ACLU of Nebraska Executive Director Danielle Conrad said the report is another point of evidence that the system is in crisis and that construction of a new prison would only increase problems.
“A lack of leadership got us here and now we’re seeing the human cost of cascading failure after failure,” Conrad said. “We are not adequately staffing the prisons we already have and Nebraskans should be alarmed that the situation has grown so dire that there is now a serious recommendation to call in the National Guard. The imperative is clear. Gov. Ricketts must drop his misguided demands for a new $230 million prison and encourage state senators to make smart justice reform their first and most pressing focus in the 2022 legislative session. It’s time for historic action to ensure adequate staffing, diversion, rehabilitation and reentry.”
Among the concerns outlined in the report:
- NDCS is “grappling with a mass exodus” and its leadership and the State of Nebraska have “passed up on efforts” to address the challenge.
- NDCS has not published an annual strategic plan since 2018, a state law requirement.

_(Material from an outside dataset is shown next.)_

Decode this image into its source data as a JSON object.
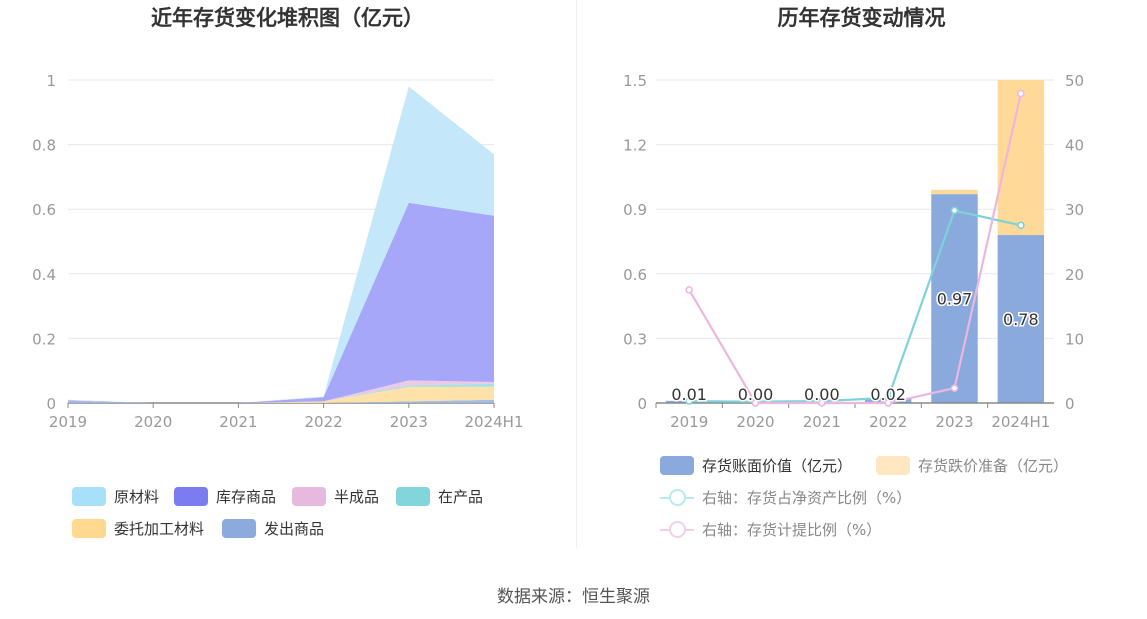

- NDCS has not published updates on the work of the restrictive housing work group, another state law requirement.
- There appears to be no assessment of whether the department’s $15,000 hiring bonuses are working.
- As construction nears completion on a major expansion project in Lincoln, there has been no detailed plan for how it will be adequately staffed.
- An overcrowding emergency persists, though projections point to improvement by 2022 if the number of people entering our prisons holds steady. This is due to ongoing construction.
The report comes before a Wednesday Nebraska Legislature Judiciary Committee listening session on prison workplace conditions and the staffing crisis.